1. Many educational institutions are developing or expanding programmes of open and distance learning (ODL forthwith), mainly for students off-campus. All face difficulties in ensuring that teaching materials of the right quality are developed and produced on time. Part of the solution to the problem lies in training and part in the policies and management structures that will encourage the timely development of good materials. This report examines aspects of these solutions in two separate but complementary enquiries: the first centres on the training of course development staff in open and distance learning; the second on rewarding the writers of course material for open and distance learning.

2. In both enquiries, our main interest is in developing-country institutions. Nevertheless, we have also drawn on industrialised-country experience partly out of a desire to find good answers anywhere to a universal problem, partly because of the similarity in educational practices even within very different countries. Both pieces of research identify the distinction between single and dual-mode institutions as a critical factor in the analysis of data. Single-mode institutions are those that use only a single mode of teaching. They include both conventional universities, with no programmes of open and distance learning, and open universities. This report is mainly concerned with the latter and with dual-mode institutions. As open universities and colleges are dedicated to teaching only off-campus students, their organisational structures are different from those of dual-mode institutions, concerned with students both on and off-campus.

3. Dual-mode universities themselves vary. Distinctions can be approached in terms of organisational integration or the capacity of an ODL centre. In some cases, for example, only a handful of courses are available through open and distance learning and administrative arrangements for open and distance learning affect only a minority of university staff. In contrast some institutions have moved towards a policy of flexible learning whereby there is a breaking-down of distinctions between on- and off-campus teaching. In some institutions, the capacity of a central ODL unit may be purely administrative. In others, it has overall responsibility for the pedagogical quality of ODL materials, and for staff training.
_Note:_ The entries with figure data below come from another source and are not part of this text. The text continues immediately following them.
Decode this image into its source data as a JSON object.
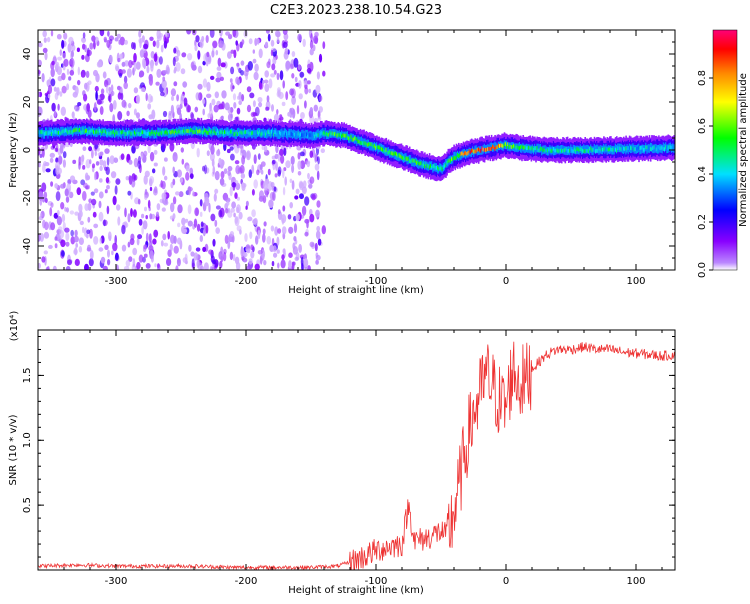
{
  "title": "C2E3.2023.238.10.54.G23",
  "colors": {
    "snr_line": "#ee3333",
    "axis": "#000000",
    "colorbar": [
      "#ffffff",
      "#8800ff",
      "#0000ff",
      "#00e0ff",
      "#00ff00",
      "#ffff00",
      "#ff8800",
      "#ff0000",
      "#ff0077"
    ]
  },
  "chart_data": [
    {
      "type": "heatmap",
      "title": "C2E3.2023.238.10.54.G23",
      "xlabel": "Height of straight line (km)",
      "ylabel": "Frequency (Hz)",
      "xlim": [
        -360,
        130
      ],
      "ylim": [
        -50,
        50
      ],
      "x_ticks": [
        "-300",
        "-200",
        "-100",
        "0",
        "100"
      ],
      "y_ticks": [
        "-40",
        "-20",
        "0",
        "20",
        "40"
      ],
      "colorbar": {
        "label": "Normalized spectral amplitude",
        "range": [
          0,
          1
        ],
        "ticks": [
          "0.0",
          "0.2",
          "0.4",
          "0.6",
          "0.8"
        ]
      },
      "noise_extent_x": [
        -360,
        -140
      ],
      "ridge": {
        "x": [
          -355,
          -330,
          -300,
          -270,
          -240,
          -210,
          -180,
          -150,
          -140,
          -125,
          -110,
          -95,
          -80,
          -65,
          -50,
          -45,
          -40,
          -30,
          -20,
          -10,
          0,
          10,
          30,
          60,
          100,
          130
        ],
        "frequency": [
          7,
          8,
          7,
          7,
          8,
          7,
          7,
          6,
          7,
          6,
          3,
          0,
          -3,
          -6,
          -8,
          -5,
          -3,
          -1,
          0,
          1,
          2,
          1,
          0,
          0,
          0.5,
          1
        ],
        "amplitude": [
          0.45,
          0.5,
          0.45,
          0.5,
          0.55,
          0.45,
          0.4,
          0.35,
          0.5,
          0.55,
          0.5,
          0.55,
          0.55,
          0.5,
          0.45,
          0.5,
          0.6,
          0.8,
          0.85,
          0.8,
          0.6,
          0.5,
          0.45,
          0.45,
          0.4,
          0.4
        ]
      }
    },
    {
      "type": "line",
      "xlabel": "Height of straight line (km)",
      "ylabel": "SNR (10 * v/v)",
      "y_multiplier": "(x10⁴)",
      "xlim": [
        -360,
        130
      ],
      "ylim": [
        0,
        1.85
      ],
      "x_ticks": [
        "-300",
        "-200",
        "-100",
        "0",
        "100"
      ],
      "y_ticks": [
        "0.5",
        "1.0",
        "1.5"
      ],
      "series": [
        {
          "x": [
            -360,
            -330,
            -300,
            -270,
            -240,
            -210,
            -180,
            -150,
            -130,
            -120,
            -110,
            -100,
            -90,
            -80,
            -75,
            -70,
            -60,
            -50,
            -45,
            -40,
            -35,
            -30,
            -25,
            -20,
            -15,
            -10,
            -5,
            0,
            5,
            10,
            15,
            20,
            25,
            30,
            35,
            40,
            50,
            60,
            70,
            80,
            90,
            100,
            110,
            120,
            130
          ],
          "values": [
            0.03,
            0.04,
            0.03,
            0.03,
            0.03,
            0.02,
            0.02,
            0.02,
            0.03,
            0.06,
            0.1,
            0.15,
            0.18,
            0.2,
            0.5,
            0.22,
            0.25,
            0.3,
            0.25,
            0.45,
            0.7,
            1.0,
            1.2,
            1.35,
            1.5,
            1.4,
            1.3,
            1.25,
            1.55,
            1.45,
            1.45,
            1.55,
            1.6,
            1.65,
            1.68,
            1.7,
            1.7,
            1.72,
            1.7,
            1.7,
            1.68,
            1.67,
            1.66,
            1.65,
            1.66
          ]
        }
      ]
    }
  ]
}
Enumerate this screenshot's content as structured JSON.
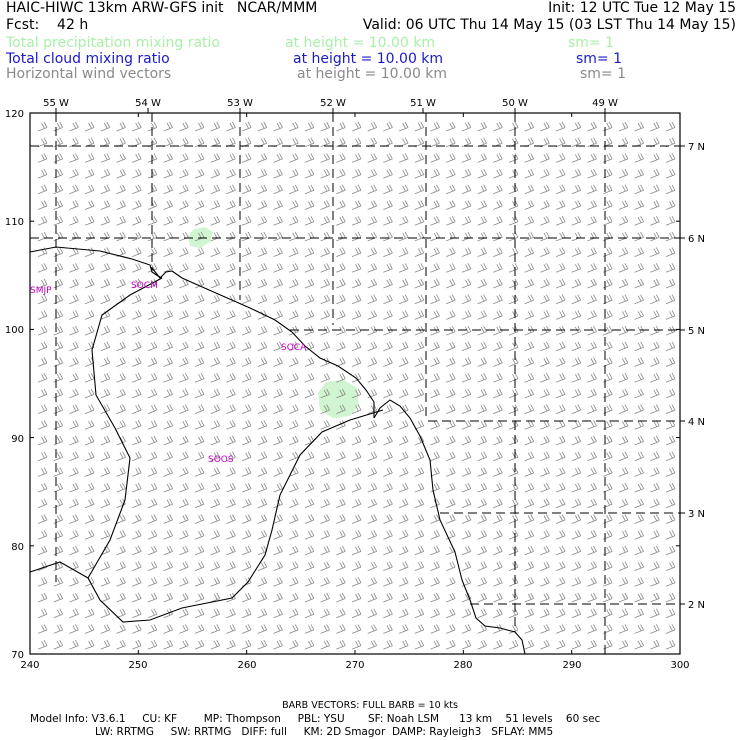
{
  "header": {
    "line1_left": "HAIC-HIWC 13km ARW-GFS init   NCAR/MMM",
    "line1_right": "Init: 12 UTC Tue 12 May 15",
    "fcst": "Fcst:    42 h",
    "valid": "Valid: 06 UTC Thu 14 May 15 (03 LST Thu 14 May 15)",
    "fields": [
      {
        "name": "Total precipitation mixing ratio",
        "height": "at height = 10.00 km",
        "sm": "sm= 1",
        "color": "#a8f0a8"
      },
      {
        "name": "Total cloud mixing ratio",
        "height": "at height = 10.00 km",
        "sm": "sm= 1",
        "color": "#1a1ac8"
      },
      {
        "name": "Horizontal wind vectors",
        "height": "at height = 10.00 km",
        "sm": "sm= 1",
        "color": "#8a8a8a"
      }
    ]
  },
  "map": {
    "x_ticks": [
      "240",
      "250",
      "260",
      "270",
      "280",
      "290",
      "300"
    ],
    "y_ticks": [
      "70",
      "80",
      "90",
      "100",
      "110",
      "120"
    ],
    "lon_labels": [
      "55 W",
      "54 W",
      "53 W",
      "52 W",
      "51 W",
      "50 W",
      "49 W"
    ],
    "lat_labels": [
      "7 N",
      "6 N",
      "5 N",
      "4 N",
      "3 N",
      "2 N"
    ],
    "stations": [
      "SMJP",
      "SOCM",
      "SOCA",
      "SOOS"
    ],
    "precip_color": "#d0f5d0"
  },
  "footer": {
    "barb_note": "BARB VECTORS:  FULL BARB = 10 kts",
    "model_line1": "Model Info: V3.6.1     CU: KF        MP: Thompson     PBL: YSU       SF: Noah LSM      13 km    51 levels    60 sec",
    "model_line2": "LW: RRTMG     SW: RRTMG   DIFF: full     KM: 2D Smagor  DAMP: Rayleigh3   SFLAY: MM5"
  }
}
4 The two reports are intended both to help developing-country institutions and to see how the British educational resource might best be deployed to enhance quality within them. We hope that our recommendations, mainly in paras. 47, 73 to 95 and 138 to 142, will be useful to people within both constituencies. One underlying theme of the reports is the belief that benefits will flow as institutions are enabled to share good management practice. Another is the need to develop professionalism within open and distance learning in order to make the next leap in quality. Both themes can inform institutional practice on the ground and provide guidance for the design of aid projects or programmes.

5. We are grateful to the Department for International Development, which funded the bulk of the work, and to the Commonwealth of Learning for its support. We are also, of course, indebted to the respondents to our enquiry, without whose help the report could not have been written.